Quiso pensar que soñaba y no pudo, era real, y
mientras veía cómo se acercaba a ella, recordó todas las veces que la sentó en
sus rodillas para contarle su vida en los cortijos donde extravió la niñez guardando
cerdos, sobreviviendo al invierno con ropa hecha por su madre, esquivando a la
mala suerte como buenamente podía. O aquel día que le explicó que, en un
descuido de la cocinera, se coló en la cocina de la casa, abrió la fresquera y
se encontró con unos bichos naranjas que parecían recién llegados de otro
planeta. “Eran gambas, pero yo no lo sabía porque era la primera vez que las
veía, y me pegué un susto de aupa”, le dijo entre risas, “y ahora bien que me
gusta comérmelas con su ajito, su perejil y su chorrito de limón”. Y las
mañanas en el bosque, cogida de su mano, recogiendo las setas que él le
señalaba, repitiendo en voz alta, en su media lengua, el nombre de cada
especie, para que no se le olvidaran jamás. Las tardes de verano, cuando le enseñaba
a pelar habas y mojarlas con cuidado en el tazón de la sal, que no hay sabor
más delicioso que ese verdor que estallaba en la boca y le provocaba una
carcajada de felicidad. O la primera vez que decidió amargarle la existencia a
su madre y se rapó el pelo, dejando sólo un flequillito de pena, y él la
defendió, diciendo que estaba bonita igual y que, si no lo hubiera hecho, a ver
cómo habrían podido saber la forma tan perfecta que tenía su cabeza. Y la
complicidad con la que le deslizaba entre los dedos una moneda de cincuenta
pesetas, a espaldas de su madre, diciéndole “Toma, un duro gordo, para que lo
guardes”, porque sabía que le encantaba el tacto de las monedas y el sonido que
hacían al caer en la hucha.
- Abuelo ... – Susurró, antes de abrir por completo
la puerta y correr hasta sus brazos abiertos, para que la encerrara en uno de
sus abrazos apretados, uno de los buenos, de esos que te hacen crujir las
costillas y desear que no se acaben nunca, de los que tanto echaba de menos
desde que, diez años atrás, muriera y la dejara infinitamente triste, sola y
helada.
Apoyó la cabeza en su pecho y cerró los ojos. “Si es
un sueño”, pensó, “haz que dure horas, déjame que lo disfrute”... Pero, como
todas las cosas buenas, aquello tampoco duró, y antes de que le diera tiempo a
preguntarle cómo estaba, se encontró abrazando el aire. Alcanzó a verle salir
por aquella puerta que, a ratos, unía sus mundos, diciéndole adiós con la mano.
Quedó en la habitación su aroma a “Heno de Pravia”, olor a fresco y cariño, a
infancia feliz y recuerdos dulces, y se echó a llorar.
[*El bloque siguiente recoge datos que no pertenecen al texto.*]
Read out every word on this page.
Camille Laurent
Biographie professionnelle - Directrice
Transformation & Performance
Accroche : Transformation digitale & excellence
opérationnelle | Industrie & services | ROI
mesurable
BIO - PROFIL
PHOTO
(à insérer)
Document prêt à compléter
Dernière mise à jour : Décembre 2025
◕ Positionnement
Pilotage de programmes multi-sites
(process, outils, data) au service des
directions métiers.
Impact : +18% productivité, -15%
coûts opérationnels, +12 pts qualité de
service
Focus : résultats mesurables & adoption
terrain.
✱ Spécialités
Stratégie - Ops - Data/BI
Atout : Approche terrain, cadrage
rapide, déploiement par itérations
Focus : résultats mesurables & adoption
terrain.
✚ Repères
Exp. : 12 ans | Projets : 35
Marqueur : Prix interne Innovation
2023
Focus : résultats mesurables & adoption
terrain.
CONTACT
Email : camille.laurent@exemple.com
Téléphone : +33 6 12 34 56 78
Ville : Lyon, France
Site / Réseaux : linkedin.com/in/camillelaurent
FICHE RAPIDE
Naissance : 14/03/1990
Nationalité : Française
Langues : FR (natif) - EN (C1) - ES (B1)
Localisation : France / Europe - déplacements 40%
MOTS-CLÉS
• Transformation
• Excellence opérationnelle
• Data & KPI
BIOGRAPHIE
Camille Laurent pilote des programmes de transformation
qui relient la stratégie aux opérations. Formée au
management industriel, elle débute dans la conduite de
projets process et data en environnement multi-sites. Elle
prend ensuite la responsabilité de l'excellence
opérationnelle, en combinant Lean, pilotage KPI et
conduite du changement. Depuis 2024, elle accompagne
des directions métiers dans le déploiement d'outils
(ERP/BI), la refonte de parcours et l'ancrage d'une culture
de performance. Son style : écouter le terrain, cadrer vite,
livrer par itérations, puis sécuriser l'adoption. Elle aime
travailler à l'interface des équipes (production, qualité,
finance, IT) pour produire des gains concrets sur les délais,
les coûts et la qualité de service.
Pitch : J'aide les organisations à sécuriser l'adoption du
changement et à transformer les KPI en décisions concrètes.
Por muchas vueltas que le daba, no era capaz de
encontrar las palabras exactas para contarle semejante historia y, además,
estaba segura de que su madre jamás la creería del todo, por mucho que se
esforzara en hacerla creíble. Una parte de ella siempre pensaría que era otra
de sus excentricidades y la otra, que había vuelto a caminar dormida, como
alguna vez le contó que hacía. “Hija, por Dios, creía que ocurría algo
realmente grave”, le diría, decepcionada, y se limitaría a recomendarle que
acudiera a un especialista para tratar ese problemilla del sueño, le aseguraría
que ella correría con los gastos y, en fin, se olvidaría de todo antes de salir
del local.
- Bueno, ¿me vas a decir qué le pasa a Sofía o qué?
- dijo Soledad con impaciencia. Ya estaba otra vez con la cabeza en las nubes,
esa hija suya seguía teniendo problemas para mantener la concentración.